Some info: Guide Flip the tadpole, simply by tilting the iPad between portrait and landscape. Players control gravity and wind so that Flip eats carbon, catches seeds, and avoids anything covered in the dreaded green Blighted Rain. Flip vows to restore Shady Glen even if it means eating carbon out of the air and planting enough seeds to restore the whole ecosystem. The Tilt Points the players earn are geo-coded and their combined world score makes changes in the real world.*
*Nope. No idea what that means either.
This one gets my stamp of approval. Sins of a Solar Empire is a really, really good game. Really. It’s a manageable, reasonably paced real time space opera strategy game. Stardock and Ironclad are offering Sins of a Solar Empire – Trinity for $20 via Impulse.
‘This new bundle pack includes the original Sins of a Solar Empire, plus the Entrenchment and Diplomacy expansions.’
Head over to the Impulse store for more details but if you never got around to playing this one — $20. That’s a great deal.
Sins isn’t finished either, as the Rebellion expansion should be out soon (Q4 2011) which offers new factions, ships, victory conditions and more.

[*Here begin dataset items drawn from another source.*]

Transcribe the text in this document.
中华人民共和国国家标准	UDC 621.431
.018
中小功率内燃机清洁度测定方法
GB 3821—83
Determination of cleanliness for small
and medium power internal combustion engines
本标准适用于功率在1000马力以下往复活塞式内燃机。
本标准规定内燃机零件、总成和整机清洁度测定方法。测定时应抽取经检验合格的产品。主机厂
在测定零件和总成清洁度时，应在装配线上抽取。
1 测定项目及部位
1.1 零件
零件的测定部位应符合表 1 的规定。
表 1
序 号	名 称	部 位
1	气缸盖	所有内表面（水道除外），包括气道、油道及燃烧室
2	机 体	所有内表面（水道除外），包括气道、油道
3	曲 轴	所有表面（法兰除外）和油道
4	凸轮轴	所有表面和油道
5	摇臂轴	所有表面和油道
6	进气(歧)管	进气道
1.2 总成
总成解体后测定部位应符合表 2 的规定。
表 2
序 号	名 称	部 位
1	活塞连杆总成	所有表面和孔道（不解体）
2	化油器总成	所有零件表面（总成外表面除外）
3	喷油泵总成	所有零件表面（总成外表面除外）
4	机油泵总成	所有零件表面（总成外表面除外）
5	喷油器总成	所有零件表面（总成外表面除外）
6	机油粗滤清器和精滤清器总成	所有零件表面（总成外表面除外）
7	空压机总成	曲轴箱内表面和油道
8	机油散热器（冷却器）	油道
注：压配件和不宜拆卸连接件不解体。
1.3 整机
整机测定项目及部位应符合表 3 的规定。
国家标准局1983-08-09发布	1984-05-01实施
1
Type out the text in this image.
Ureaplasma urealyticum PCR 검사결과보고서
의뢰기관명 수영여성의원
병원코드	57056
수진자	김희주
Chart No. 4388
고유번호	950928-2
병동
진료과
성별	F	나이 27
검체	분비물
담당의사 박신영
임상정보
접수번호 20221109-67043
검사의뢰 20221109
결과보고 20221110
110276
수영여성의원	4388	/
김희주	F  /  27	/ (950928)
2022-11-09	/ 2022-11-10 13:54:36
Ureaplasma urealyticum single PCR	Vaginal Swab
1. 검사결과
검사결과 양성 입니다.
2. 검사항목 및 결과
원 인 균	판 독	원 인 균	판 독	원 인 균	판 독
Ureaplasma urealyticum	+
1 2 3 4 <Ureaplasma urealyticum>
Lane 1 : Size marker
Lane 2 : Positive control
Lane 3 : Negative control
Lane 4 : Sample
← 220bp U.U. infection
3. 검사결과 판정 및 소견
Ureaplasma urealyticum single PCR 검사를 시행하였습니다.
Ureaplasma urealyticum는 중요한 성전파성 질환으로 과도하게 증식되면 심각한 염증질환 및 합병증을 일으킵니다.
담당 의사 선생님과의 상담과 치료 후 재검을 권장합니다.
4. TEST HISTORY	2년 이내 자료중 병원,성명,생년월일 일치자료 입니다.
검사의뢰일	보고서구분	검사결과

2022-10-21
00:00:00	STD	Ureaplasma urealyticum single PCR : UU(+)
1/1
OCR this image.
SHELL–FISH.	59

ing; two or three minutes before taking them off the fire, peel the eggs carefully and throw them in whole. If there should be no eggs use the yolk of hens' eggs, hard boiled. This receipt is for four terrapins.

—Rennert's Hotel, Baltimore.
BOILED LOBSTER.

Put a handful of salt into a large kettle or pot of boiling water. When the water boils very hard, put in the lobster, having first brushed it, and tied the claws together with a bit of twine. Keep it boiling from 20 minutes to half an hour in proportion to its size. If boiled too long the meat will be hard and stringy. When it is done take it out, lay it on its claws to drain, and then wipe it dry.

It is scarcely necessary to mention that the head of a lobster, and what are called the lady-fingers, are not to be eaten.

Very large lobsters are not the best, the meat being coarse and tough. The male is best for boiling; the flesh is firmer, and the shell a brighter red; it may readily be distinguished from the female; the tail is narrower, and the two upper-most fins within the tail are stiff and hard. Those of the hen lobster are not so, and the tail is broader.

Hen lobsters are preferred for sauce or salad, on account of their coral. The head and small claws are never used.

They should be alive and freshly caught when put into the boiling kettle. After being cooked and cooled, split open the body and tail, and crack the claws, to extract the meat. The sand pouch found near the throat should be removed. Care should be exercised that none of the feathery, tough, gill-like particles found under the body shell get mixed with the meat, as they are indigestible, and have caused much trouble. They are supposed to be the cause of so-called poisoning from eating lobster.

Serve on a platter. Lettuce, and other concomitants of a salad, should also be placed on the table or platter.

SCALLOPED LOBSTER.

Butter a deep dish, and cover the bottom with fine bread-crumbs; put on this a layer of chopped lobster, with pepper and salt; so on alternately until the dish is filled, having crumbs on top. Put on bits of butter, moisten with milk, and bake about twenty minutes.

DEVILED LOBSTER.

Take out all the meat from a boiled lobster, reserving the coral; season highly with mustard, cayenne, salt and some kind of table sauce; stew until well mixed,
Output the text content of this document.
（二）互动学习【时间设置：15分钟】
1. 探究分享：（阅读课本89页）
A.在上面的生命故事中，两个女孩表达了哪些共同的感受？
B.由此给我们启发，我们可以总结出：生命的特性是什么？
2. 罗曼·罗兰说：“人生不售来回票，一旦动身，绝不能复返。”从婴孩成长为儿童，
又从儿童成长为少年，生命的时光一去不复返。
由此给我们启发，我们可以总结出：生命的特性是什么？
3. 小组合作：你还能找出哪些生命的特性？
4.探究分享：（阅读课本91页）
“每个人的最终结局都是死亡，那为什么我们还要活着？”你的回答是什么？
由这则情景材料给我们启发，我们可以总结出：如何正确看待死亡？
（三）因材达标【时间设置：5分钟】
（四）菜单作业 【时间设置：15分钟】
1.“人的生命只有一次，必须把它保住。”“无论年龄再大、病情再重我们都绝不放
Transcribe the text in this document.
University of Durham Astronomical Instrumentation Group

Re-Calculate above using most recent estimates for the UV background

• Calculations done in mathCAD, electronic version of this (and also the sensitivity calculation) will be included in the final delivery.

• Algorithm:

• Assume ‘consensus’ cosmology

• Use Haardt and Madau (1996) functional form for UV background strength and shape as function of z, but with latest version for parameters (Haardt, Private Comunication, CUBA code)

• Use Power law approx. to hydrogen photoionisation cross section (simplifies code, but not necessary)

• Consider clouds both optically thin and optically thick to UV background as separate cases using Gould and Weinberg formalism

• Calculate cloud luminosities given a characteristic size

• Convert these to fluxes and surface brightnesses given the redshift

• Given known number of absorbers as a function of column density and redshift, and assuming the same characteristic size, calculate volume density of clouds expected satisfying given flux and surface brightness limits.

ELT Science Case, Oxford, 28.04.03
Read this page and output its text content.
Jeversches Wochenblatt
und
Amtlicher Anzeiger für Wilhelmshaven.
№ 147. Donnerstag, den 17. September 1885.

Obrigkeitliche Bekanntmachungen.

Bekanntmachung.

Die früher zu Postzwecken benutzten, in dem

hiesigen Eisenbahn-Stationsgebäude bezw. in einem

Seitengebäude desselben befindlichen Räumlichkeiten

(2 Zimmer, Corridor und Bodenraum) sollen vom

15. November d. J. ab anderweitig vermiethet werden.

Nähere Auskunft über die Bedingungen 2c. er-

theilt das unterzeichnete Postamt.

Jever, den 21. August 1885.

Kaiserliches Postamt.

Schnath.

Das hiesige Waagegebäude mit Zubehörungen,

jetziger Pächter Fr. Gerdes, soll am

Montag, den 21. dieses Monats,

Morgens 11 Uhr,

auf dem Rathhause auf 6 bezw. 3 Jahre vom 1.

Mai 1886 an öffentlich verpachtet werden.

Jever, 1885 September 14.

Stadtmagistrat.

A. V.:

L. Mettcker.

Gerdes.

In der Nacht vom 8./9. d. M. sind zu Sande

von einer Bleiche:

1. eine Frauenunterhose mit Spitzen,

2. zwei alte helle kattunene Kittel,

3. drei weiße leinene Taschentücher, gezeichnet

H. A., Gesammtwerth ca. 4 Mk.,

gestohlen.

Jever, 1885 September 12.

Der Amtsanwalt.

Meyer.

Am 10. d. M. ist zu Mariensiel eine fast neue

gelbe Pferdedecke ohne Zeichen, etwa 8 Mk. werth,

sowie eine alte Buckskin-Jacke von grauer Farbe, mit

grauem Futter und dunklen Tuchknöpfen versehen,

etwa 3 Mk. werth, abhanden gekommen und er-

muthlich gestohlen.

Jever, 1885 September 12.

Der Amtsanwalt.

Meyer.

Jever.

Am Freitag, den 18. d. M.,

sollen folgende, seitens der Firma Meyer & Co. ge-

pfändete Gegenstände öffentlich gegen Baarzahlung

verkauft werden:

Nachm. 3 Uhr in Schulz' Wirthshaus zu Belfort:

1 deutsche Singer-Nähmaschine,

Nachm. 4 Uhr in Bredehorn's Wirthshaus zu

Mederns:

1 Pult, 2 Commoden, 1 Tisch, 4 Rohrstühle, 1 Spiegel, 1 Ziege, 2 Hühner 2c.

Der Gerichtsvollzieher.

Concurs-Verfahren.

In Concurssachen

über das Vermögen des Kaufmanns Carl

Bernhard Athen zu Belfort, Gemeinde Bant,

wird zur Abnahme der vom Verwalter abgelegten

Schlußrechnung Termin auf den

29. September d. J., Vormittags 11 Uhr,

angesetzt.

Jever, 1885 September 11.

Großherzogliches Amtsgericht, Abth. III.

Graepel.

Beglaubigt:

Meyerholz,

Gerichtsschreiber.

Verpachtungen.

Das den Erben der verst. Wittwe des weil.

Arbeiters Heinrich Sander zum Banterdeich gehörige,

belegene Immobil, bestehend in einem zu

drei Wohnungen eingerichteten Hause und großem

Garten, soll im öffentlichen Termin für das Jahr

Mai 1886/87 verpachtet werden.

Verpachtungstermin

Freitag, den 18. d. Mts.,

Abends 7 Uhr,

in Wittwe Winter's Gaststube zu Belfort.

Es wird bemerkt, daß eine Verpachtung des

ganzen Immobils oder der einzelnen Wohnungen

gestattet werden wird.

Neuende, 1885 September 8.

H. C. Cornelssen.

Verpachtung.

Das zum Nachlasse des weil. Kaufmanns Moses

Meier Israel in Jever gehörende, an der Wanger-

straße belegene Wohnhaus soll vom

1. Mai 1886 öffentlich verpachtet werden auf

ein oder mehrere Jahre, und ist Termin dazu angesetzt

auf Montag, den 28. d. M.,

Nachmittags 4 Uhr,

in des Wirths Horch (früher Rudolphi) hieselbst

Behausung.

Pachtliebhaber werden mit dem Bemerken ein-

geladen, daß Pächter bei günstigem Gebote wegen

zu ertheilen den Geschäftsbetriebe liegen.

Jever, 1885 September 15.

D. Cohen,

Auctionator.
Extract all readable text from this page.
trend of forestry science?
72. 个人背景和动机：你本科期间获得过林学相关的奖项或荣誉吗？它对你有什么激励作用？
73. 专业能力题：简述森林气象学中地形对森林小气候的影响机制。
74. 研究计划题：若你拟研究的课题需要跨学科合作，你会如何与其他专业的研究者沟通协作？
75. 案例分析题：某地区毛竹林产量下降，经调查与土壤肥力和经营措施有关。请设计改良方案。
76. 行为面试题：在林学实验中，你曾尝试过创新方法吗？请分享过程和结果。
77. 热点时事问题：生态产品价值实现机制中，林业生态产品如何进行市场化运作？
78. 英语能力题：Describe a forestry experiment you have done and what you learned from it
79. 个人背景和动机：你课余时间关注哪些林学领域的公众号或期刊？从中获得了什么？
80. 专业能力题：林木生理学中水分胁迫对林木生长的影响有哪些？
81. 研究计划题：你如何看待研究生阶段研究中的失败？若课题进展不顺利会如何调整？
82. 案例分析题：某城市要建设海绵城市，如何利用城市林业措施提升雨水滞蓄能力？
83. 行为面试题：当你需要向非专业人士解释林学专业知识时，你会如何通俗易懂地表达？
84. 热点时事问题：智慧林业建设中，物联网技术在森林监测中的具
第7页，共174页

Now — there is a catch here. The Rebellion expansion runs $40. If you buy Trinity and then upgrade that’s a bit pricey, whereas if you wait for Rebellion…you’re saving $20. (It’s a standalone expansion) If you want to play Sins NOW — get this Trinity deal. If you have some patience and don’t mind waiting, Rebellion for $40 might be the way to go. Your dough, your call.